中国政府・外交部の洪磊報道官は5日の定例記者会見で、クリントン長官との会談をとりやめたことについて、「日程調整の都合」と説明した。
しかし、国家首脳の会談が「日程調整」を理由に急遽(きゅうきょ)取りやめになることは、通常では考えられない。
外交部は定例記者会見の様子をホームページで公開しているが、習・クリントン会談の取り消しに関連する部分は掲載されなかった。
習副主席は、同日予定していたシンガポールのリー・シェンロン首相との会談もキャンセルした。
習副主席の予定変更については、米メディアが中国政府筋からの情報として、「水泳中に背中を負傷した」などと報じた。
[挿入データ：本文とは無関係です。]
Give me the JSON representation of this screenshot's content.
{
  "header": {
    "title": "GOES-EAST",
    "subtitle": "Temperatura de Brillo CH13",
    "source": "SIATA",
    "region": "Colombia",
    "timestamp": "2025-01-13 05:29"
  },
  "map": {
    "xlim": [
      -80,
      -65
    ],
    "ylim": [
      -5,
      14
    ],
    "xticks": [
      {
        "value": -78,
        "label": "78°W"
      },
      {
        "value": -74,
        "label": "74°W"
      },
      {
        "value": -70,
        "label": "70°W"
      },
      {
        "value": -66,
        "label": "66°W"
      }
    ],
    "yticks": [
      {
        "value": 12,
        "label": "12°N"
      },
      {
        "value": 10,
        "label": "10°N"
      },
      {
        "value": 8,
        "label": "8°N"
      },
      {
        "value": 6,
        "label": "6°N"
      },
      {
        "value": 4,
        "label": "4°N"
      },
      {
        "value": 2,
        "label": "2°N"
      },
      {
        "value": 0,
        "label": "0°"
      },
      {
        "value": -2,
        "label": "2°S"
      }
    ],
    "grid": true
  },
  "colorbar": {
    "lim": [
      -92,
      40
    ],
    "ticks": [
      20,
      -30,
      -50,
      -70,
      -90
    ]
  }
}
その後、海外に拠点を置く反政府系の中国語メディアや東南アジアの一部メディアは「暗殺未遂があったとの説がある」などと報じ始めた。
高級幹部専用の北京301医院(病院)に搬送されたとの見方が紹介された。
いずれの報道も習副主席の現状について、断定的には論じていない。一方で、中国当局の「情報遮断」を批判する主張もある。
「中国当局はメディアに対してしばしば、根拠のない憶測をすべきでないと非難する」と指摘した上で、「根拠のない憶測が生じるのは、
情報遮断の必然的結果だ」などと論じた。